Archeological excavations have revealed that the site was inhabited during the Bronze Age, so its rich history also boasts many legends. According to mythology, it was the son of Apollo, Patarus, who founded the city. In his honor, it was named Patara (Pttara in Lucian language).
Patara was also known as an important religious center, equally celebrated as the greatest ancient sanctuaries Delphi and Delos. Archeologists have discovered an enormous bust of Apollo that is believed to be part of the Temple of Apollo.
The temple is yet to be discovered, but written records claim that it was the home of the Oracle of Patara. Ordinary people, as well as powerful leaders, visited the temple to hear her prophecies and it is believed that she was as famous as the Oracle of Delphi. As the legend goes, Apollo would only come to Patara during the winter months, because it was that time of year when he would leave his temples in Delphi and Delos.
In 333 B.C., Patara, as well as the rest of Lycia, was conquered by Alexander the Great. Later the Ptolemaic dynasty, which ruled Egypt, took control over Patara and expanded the city. Ptolemaios II even changed its name to Arsinoe, in honor of his wife and sister. However, the name did not stick, since everyone continued to use its original name. After the Syrian War in 188 B.C., Patara was dominated by the Rhodians, until, in 167 B.C., the city finally regained its independence. But the peace didn’t last long. Mithridates VI of Pontus tried to capture the city, and although he didn’t succeed, in 42 B.C., Brutus did.
Being part of the powerful Roman Empire had its benefits. Emperor Claudius proclaimed the city a capital of both Lycia and Pamphylia province and soon it became known as “the chosen city” and “the metropolis of the Lycian nation.” The Emperor also demanded the construction of a map of the road system in Lycia. The result is the well-preserved Stadiasmus Provinciae Lyciae monument that includes 67 routes and distances between the cities of Lycia.

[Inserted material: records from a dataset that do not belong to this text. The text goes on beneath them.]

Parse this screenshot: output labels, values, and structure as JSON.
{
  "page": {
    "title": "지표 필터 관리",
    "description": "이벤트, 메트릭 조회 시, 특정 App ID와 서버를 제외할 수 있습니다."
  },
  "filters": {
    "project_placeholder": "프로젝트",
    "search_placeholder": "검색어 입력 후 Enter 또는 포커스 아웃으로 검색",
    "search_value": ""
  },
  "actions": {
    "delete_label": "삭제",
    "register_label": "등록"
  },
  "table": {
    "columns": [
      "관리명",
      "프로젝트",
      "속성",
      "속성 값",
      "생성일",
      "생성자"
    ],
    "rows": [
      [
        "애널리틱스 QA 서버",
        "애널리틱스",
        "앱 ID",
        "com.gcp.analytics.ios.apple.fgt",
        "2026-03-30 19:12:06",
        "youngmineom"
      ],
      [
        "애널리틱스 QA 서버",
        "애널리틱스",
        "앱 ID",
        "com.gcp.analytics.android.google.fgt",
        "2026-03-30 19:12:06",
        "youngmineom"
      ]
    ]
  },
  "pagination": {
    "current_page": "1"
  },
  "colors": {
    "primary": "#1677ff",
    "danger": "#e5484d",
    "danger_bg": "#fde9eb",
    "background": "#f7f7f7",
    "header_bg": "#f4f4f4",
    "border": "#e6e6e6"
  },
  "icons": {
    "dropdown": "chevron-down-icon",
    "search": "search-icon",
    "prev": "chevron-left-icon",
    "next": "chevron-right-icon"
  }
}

In 70 A.D. Emperor Vespasian also visited the city and sponsored the construction of the baths, known as Vespasian Baths. Another emperor to visit Patera was Hadrian and his wife, Sabina. They were very well received by the locals, who even compared them to Zeus and Hera. Hadrian did not depart before leaving his mark on the city. He constructed the large building known as the Hadrian Granary (granarium), situated next to the harbor.
When a new religion spread, the citizens of Patara were converted to Christianity. The city is acknowledged in the Bible as the place where apostle Paul changed ships during his missionary journey to Jerusalem. In 270 A.D. Saint Nicholas was born into a wealthy family in Patara. He lost his parents at a young age and gave away his inheritance to the poor. Later in life, he would become a bishop in the near Lycian town of Myra and he is the basis for the figure of Santa Claus.
As part of the Byzantine Empire, Patara did not lose its importance. To protect the city from invasions, Emperor Justinian built a defensive wall in the 6th century. However, during the constant battles between the Ottomans and the Byzantines, Patara started to lose its residents and eventually, the city was completely abandoned. The archaeological excavations on the site began in 1988 and continue to this day. Structures such as the amphitheater, the Main Avenue, and the monumental Arch of Modestus have been successfully excavated; however, much of the ancient city is yet to be discovered.